After reviewing all the evidence, the Board finds that the Organization proffered substantial evidence demonstrating that the Carrier violated the Scope Rule. Rule 1(d) is a positions and work Scope Rule which protects work assigned to clerical employees Form 1 Award No. 30104
regardless of exclusivity. Moreover, the work in dispute here is not the shipment of materials from Bensenville to the outlying points but rather, the transporting of store department materials, via over-the-road vehicle, to the outlying points. Transporting materials by rail is excluded from the disputed work.
In the past, Chauffeurs, represented by the organization, operated trucks carrying materials from Bensenville to the outlying points. Of course, these Chauffeurs did not operate locomotives when the material was shipped in box cars and so, such work was never assigned to clerks.
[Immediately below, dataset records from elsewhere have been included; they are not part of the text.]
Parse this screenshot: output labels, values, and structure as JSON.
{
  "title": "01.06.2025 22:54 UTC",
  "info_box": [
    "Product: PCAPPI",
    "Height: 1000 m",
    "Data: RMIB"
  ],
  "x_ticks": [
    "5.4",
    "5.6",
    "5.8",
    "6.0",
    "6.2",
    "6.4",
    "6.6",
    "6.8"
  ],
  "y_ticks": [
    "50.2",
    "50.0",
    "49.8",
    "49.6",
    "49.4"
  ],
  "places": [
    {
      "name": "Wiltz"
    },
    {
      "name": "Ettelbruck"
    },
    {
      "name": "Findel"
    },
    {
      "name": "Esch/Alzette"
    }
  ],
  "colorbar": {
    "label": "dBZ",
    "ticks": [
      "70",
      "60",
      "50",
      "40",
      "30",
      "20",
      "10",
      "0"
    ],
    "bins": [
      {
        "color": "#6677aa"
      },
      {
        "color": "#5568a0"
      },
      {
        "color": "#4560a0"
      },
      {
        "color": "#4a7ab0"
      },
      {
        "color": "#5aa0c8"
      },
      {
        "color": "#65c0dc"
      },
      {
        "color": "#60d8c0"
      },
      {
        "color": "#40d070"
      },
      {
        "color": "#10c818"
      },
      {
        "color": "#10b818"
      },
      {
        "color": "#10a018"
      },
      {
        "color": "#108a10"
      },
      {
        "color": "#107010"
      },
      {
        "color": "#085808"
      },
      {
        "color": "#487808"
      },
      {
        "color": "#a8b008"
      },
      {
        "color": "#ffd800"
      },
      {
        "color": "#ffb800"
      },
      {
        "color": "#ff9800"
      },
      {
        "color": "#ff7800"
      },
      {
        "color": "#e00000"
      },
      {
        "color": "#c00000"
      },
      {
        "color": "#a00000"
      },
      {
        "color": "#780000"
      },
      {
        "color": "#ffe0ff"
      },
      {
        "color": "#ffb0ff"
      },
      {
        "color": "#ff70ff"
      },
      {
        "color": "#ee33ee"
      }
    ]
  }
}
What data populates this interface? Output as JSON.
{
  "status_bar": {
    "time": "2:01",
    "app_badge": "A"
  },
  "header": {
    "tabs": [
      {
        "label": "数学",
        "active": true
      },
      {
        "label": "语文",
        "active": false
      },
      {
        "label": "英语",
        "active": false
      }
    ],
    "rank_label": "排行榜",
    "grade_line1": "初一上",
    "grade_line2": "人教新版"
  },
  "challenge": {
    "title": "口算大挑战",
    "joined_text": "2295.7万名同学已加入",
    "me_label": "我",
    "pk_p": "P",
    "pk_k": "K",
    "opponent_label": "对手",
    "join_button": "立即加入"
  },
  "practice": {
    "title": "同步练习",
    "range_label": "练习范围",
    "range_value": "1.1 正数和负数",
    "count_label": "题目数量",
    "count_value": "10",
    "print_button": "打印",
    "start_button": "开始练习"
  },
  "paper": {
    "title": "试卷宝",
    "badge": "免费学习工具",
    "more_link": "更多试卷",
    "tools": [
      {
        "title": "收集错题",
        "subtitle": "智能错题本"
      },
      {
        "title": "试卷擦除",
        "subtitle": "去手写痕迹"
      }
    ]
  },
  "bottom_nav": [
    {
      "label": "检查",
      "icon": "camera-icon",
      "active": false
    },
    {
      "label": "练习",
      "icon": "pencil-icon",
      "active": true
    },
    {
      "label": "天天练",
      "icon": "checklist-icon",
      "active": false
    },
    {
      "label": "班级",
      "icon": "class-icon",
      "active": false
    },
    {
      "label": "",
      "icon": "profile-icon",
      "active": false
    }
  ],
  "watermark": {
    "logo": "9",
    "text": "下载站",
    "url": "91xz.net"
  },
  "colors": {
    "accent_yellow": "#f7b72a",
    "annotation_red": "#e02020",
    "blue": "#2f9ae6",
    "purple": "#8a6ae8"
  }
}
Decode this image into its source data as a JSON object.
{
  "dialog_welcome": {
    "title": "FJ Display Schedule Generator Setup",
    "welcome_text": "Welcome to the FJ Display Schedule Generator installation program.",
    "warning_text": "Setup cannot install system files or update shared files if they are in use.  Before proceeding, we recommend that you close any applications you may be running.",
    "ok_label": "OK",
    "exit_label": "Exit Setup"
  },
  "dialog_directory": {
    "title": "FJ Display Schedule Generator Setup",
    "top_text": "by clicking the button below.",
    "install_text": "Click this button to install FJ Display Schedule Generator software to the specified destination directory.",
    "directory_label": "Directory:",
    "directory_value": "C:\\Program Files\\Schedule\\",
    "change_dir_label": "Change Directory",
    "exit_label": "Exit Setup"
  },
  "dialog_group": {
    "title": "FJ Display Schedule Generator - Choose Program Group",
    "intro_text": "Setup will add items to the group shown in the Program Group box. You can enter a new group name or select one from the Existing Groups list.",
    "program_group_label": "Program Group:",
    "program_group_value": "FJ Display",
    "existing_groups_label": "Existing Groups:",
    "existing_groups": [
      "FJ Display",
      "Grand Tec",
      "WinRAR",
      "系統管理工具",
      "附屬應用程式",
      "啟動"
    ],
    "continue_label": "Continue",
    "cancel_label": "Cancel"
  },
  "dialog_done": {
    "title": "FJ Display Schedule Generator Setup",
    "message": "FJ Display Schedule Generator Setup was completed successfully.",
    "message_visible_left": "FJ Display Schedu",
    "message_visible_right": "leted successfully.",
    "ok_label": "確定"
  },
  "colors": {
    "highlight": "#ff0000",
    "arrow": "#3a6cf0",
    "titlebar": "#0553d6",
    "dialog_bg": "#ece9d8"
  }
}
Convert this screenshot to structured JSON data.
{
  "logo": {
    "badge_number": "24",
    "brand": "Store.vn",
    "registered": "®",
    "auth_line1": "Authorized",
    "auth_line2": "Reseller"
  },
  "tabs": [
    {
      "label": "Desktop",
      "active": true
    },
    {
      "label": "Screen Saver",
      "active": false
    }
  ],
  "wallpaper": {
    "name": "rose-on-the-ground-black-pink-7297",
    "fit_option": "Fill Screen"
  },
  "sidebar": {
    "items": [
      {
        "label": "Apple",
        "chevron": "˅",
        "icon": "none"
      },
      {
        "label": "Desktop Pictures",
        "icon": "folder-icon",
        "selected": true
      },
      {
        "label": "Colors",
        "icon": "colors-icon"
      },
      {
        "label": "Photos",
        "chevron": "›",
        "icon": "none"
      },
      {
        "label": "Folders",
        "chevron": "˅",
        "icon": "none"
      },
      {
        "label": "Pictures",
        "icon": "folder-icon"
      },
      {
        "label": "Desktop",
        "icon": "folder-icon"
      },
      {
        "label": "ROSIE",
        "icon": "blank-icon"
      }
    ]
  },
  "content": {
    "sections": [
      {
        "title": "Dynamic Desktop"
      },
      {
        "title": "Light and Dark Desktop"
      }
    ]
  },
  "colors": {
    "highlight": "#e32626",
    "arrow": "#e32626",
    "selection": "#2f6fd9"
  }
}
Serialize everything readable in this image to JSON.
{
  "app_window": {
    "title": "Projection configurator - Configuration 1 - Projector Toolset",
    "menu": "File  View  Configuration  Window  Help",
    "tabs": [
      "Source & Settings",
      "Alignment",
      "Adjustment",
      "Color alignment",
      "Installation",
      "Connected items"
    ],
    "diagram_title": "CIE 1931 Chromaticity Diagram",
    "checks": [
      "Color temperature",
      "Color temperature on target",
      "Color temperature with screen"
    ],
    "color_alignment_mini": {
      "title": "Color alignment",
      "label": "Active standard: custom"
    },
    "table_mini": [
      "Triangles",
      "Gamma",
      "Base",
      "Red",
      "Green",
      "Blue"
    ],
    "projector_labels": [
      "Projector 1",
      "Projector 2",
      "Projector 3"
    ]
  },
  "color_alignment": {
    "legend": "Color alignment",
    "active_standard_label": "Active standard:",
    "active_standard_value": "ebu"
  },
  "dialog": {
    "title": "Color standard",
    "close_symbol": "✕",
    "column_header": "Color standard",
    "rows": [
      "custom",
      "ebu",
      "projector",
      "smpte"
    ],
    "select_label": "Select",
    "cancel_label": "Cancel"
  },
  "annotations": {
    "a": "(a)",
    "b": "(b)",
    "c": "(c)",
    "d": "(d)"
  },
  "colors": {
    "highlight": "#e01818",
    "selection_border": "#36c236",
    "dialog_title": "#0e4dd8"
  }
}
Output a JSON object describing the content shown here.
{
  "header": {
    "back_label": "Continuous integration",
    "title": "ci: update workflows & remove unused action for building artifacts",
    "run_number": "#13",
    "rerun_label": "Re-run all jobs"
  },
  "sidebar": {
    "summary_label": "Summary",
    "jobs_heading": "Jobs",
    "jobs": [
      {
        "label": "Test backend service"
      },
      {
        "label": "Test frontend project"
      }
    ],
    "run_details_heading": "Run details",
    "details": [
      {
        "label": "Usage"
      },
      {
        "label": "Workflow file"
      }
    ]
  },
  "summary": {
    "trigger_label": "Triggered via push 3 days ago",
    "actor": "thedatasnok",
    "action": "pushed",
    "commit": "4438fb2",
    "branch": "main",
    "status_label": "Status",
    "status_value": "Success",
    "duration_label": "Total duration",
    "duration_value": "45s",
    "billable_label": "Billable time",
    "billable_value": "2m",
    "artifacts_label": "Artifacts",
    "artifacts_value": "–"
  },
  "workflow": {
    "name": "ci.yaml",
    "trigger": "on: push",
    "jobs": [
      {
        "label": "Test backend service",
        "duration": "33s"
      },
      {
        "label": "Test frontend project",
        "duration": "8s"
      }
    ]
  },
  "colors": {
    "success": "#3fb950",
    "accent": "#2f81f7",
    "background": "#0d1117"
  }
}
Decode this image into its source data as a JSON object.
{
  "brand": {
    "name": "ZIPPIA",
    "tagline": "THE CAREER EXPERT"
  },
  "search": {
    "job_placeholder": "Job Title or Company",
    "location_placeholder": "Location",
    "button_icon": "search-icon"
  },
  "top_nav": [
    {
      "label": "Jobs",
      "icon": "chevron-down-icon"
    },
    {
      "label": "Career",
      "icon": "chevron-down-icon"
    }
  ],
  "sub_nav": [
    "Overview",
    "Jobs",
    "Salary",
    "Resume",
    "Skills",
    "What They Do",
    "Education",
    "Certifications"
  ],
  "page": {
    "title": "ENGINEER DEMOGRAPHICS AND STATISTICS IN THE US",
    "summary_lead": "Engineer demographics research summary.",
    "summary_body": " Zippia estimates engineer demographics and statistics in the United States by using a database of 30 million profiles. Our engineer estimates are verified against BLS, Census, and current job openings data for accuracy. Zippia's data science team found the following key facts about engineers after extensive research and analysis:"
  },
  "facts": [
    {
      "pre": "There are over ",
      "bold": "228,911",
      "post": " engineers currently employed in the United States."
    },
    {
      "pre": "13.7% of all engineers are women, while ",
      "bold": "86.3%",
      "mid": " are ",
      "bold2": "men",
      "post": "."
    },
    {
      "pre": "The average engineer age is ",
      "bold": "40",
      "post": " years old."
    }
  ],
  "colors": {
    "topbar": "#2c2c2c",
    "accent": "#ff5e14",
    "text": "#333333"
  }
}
However, the shipment of materials by train is not the work in dispute. The Claim is expressly limited to transporting materials via highway vehicle.
Finally, although the Carrier vigorously asserted that commercial trucking firms have transported the materials in the past, it did not submit any evidence to support this purported past practice. As the proponent of the past practice, the Carrier bore the burden of showing that, prior to the Claim dates, the carrier had utilized an outside contractor to perform the disputed work.
The Claims are sustained for eight hours at the straight-time rate for each of the four claim dates.